Kim J P, Goldberg M P, Choi D W
Eur J Pharmacol. 1987 Jun 12;138(1):133-6. doi: 10.1016/0014-2999(87)90349-9.
(-)-Naloxone, 1 mM, partially reduced neuronal loss induced by exposure of murine cortical cell cultures to N-methyl-D-aspartate (NMDA) or quinolinate, but produced little or no attenuation of kainate or quisqualate neurotoxicity. Antagonism of NMDA neurotoxicity was (-)-naloxone concentration-dependent between 100 microM and 3 mM. (+)-Naloxone produced a slightly greater reduction of NMDA neurotoxicity, arguing against mediation by opioid receptors. Although this novel neuron-protective action of (-)-naloxone was weak, it may contribute to reported beneficial effects in CNS ischemia.
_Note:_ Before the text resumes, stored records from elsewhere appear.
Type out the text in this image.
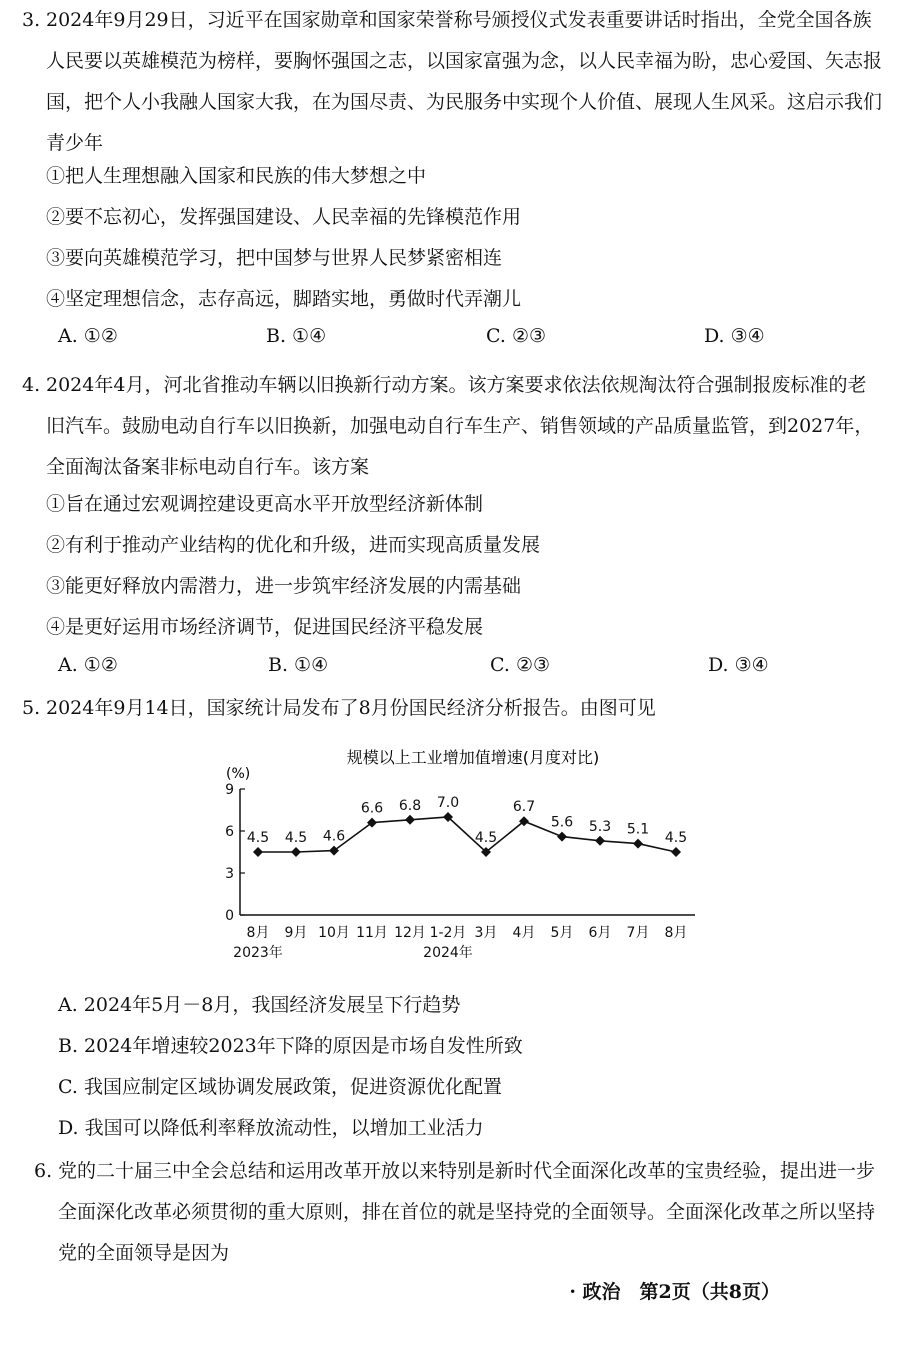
3. 2024年9月29日，习近平在国家勋章和国家荣誉称号颁授仪式发表重要讲话时指出，全党全国各族人民要以英雄模范为榜样，要胸怀强国之志，以国家富强为念，以人民幸福为盼，忠心爱国、矢志报国，把个人小我融人国家大我，在为国尽责、为民服务中实现个人价值、展现人生风采。这启示我们青少年
①把人生理想融入国家和民族的伟大梦想之中
②要不忘初心，发挥强国建设、人民幸福的先锋模范作用
③要向英雄模范学习，把中国梦与世界人民梦紧密相连
④坚定理想信念，志存高远，脚踏实地，勇做时代弄潮儿
A. ①②	B. ①④	C. ②③	D. ③④
4. 2024年4月，河北省推动车辆以旧换新行动方案。该方案要求依法依规淘汰符合强制报废标准的老旧汽车。鼓励电动自行车以旧换新，加强电动自行车生产、销售领域的产品质量监管，到2027年，全面淘汰备案非标电动自行车。该方案
①旨在通过宏观调控建设更高水平开放型经济新体制
②有利于推动产业结构的优化和升级，进而实现高质量发展
③能更好释放内需潜力，进一步筑牢经济发展的内需基础
④是更好运用市场经济调节，促进国民经济平稳发展
A. ①②	B. ①④	C. ②③	D. ③④
5. 2024年9月14日，国家统计局发布了8月份国民经济分析报告。由图可见
规模以上工业增加值增速(月度对比)
(%)
0
3
6
9
4.5
8月
4.5
9月
4.6
10月
6.6
11月
6.8
12月
7.0
1-2月
4.5
3月
6.7
4月
5.6
5月
5.3
6月
5.1
7月
4.5
8月
2023年	2024年
A. 2024年5月－8月，我国经济发展呈下行趋势
B. 2024年增速较2023年下降的原因是市场自发性所致
C. 我国应制定区域协调发展政策，促进资源优化配置
D. 我国可以降低利率释放流动性，以增加工业活力
6. 党的二十届三中全会总结和运用改革开放以来特别是新时代全面深化改革的宝贵经验，提出进一步全面深化改革必须贯彻的重大原则，排在首位的就是坚持党的全面领导。全面深化改革之所以坚持党的全面领导是因为
· 政治　第2页（共8页）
1毫摩尔的(-)-纳洛酮可部分减轻将小鼠皮质细胞培养物暴露于N-甲基-D-天冬氨酸(NMDA)或喹啉酸所诱导的神经元损失,但对 kainate 或 quisqualate 的神经毒性几乎没有或没有产生减弱作用。在100微摩尔至3毫摩尔之间,NMDA神经毒性的拮抗作用呈(-)-纳洛酮浓度依赖性。(+)-纳洛酮对NMDA神经毒性的降低作用稍大,这与阿片受体介导的作用相悖。尽管(-)-纳洛酮这种新的神经保护作用较弱,但它可能有助于中枢神经系统缺血中所报道的有益效果。